Is there an orientable closed compact $3$-manifold such that its fundamntal group is $\mathbb{Z}$?
Solution 1:
If $M$ is a closed oriented $3$-manifold with $\Bbb Z^2$ fundamental group, then pass to the universal cover $\tilde{M}$ and note that $\pi_2(\tilde{M}) = 0$ as otherwise by sphere theorem there would be an embedded sphere contained in $\tilde{M}$, which by the covering map descends to a homotopically nontrivial embedded sphere in $M$, i.e., $M$ is not irreducible. Unless $M = S^2 \times S^1$, in which case the fundamental groups don't match, it's not prime either, forcing $M$ to be a connected sum. But that forces $\pi_1$ to be a free product which $\Bbb Z^2$ isn't (Note: Actually, we're using Poincare conjecture here: if $M = M_1 \# M_2$ then $\Bbb Z^2$ is $\pi_1(M_1) * \pi_2(M_2)$, which without loss of generality implies $\pi_1(M_1) = 0$, so $M_1$ is a simply connected closed $3$-manifold, i.e., $S^3$, so $M$ cannot be decomposed as a nontrivial connected sum. But I think this can be avoided by arguing by prime decomposition theorem that $M$ is a connected sum of $S^2 \times S^1$ with a bunch of homotopy $3$-spheres, which doesn't have fundamental group $\Bbb Z^2$ anyway)

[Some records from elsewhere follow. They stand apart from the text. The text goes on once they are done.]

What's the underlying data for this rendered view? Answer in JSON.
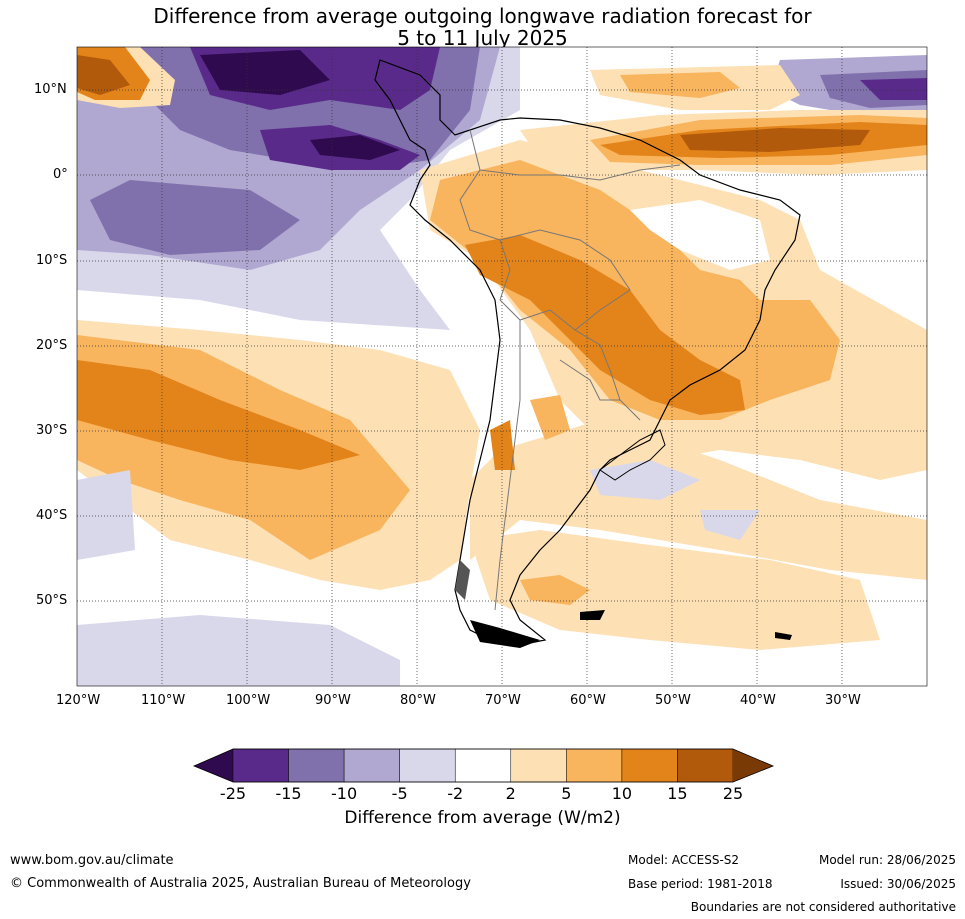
{
  "title_line1": "Difference from average outgoing longwave radiation forecast for",
  "title_line2": "5 to 11 July 2025",
  "lat_labels": [
    "10°N",
    "0°",
    "10°S",
    "20°S",
    "30°S",
    "40°S",
    "50°S"
  ],
  "lon_labels": [
    "120°W",
    "110°W",
    "100°W",
    "90°W",
    "80°W",
    "70°W",
    "60°W",
    "50°W",
    "40°W",
    "30°W"
  ],
  "colorbar": {
    "ticks": [
      "-25",
      "-15",
      "-10",
      "-5",
      "-2",
      "2",
      "5",
      "10",
      "15",
      "25"
    ],
    "colors": [
      "#2f0a4f",
      "#5a2a8a",
      "#8071ad",
      "#b0a8d1",
      "#d9d8eb",
      "#ffffff",
      "#fde0b4",
      "#f9b45e",
      "#e3841a",
      "#b25a0c",
      "#7a3a06"
    ],
    "label": "Difference from average (W/m2)"
  },
  "footer": {
    "website": "www.bom.gov.au/climate",
    "copyright": "© Commonwealth of Australia 2025, Australian Bureau of Meteorology",
    "model": "Model: ACCESS-S2",
    "base_period": "Base period: 1981-2018",
    "model_run": "Model run: 28/06/2025",
    "issued": "Issued: 30/06/2025",
    "disclaimer": "Boundaries are not considered authoritative"
  }
}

By Hurewicz theorem $\pi_3(\tilde{M}) = H_3(\tilde{M})$, also zero as $\tilde{M}$ is noncompact $3$-dimensional. All the higher homology groups, hence the higher homotopy groups by Hurewicz, are subsequently zero. This implies $\tilde{M}$ is contractible, hence $M$ is a $K(\pi, 1)$-space, but as $\pi_1 = \Bbb Z^2$ here and $K(\Bbb Z^2, 1)$ is homotopy equivalent to $T^2$, $M$ must be homotopy equivalent to $T^2$. But $\Bbb Z = H_3(M) \neq H_3(T^2) = 0$ so that can't happen. There are no closed oriented $3$-manifolds with $\Bbb Z^2$ fundamental group.
$S^1 \times S^2$ is the unique closed oriented $3$-manifold with fundamental group $\Bbb Z$ by following a same trail of arguments as above: if $\pi_2(\tilde{M}) \neq 0$ then there's a homotopically nontrivial embedded sphere in $M$. If you put aside the case $M = S^2 \times S^1$, that forces $M$ to be non-prime, i.e., $\pi_1$ is a nontrivial free product, which again $\Bbb Z$ isn't. The rest of the argument to show there are no other cases is identical.
Here's a sketch of an argument for why $S^2 \times S^1$ is the unique prime non-irreducible closed oriented 3-manifold. Suppose $M$ is prime non-irreducible, then there's a homotopically nontrivial sphere $S$ in $M$ that doesn't bound a ball. Take an embedded closed $\epsilon$-neighborhood $S \times [-1, 1]$ of $S$ in $M$ and let $\gamma$ be an arc from $S \times \{-1\}$ to $S \times \{1\}$ which doesn't intersect $S$; this exists because $M \setminus S$ is not disconnected ($M$ is prime!). Take union of $S \times \{-1, 1\}$ with an embedded unit normal bundle of $\gamma$ (which has to be diffeomorphic to $[0, 1] \times S^1$ fixing the boundary, i.e., an "orientation-preserving tube", because $M$ is oriented) to obtain another embedded sphere in $M$ whose interior is union of a tubular neighborhood of $S$ and a tubular neighborhood of $\gamma$ which deformation retracts to $S^2 \vee S^1$. This new embedded sphere has to bound a $3$-ball in the exterior, as $M$ is prime. This gives a CW-decomposition of $M$ as a $D^3$ attatched to $S^2 \vee S^1$, and it's not too hard to check this is indeed $S^2 \times S^1$.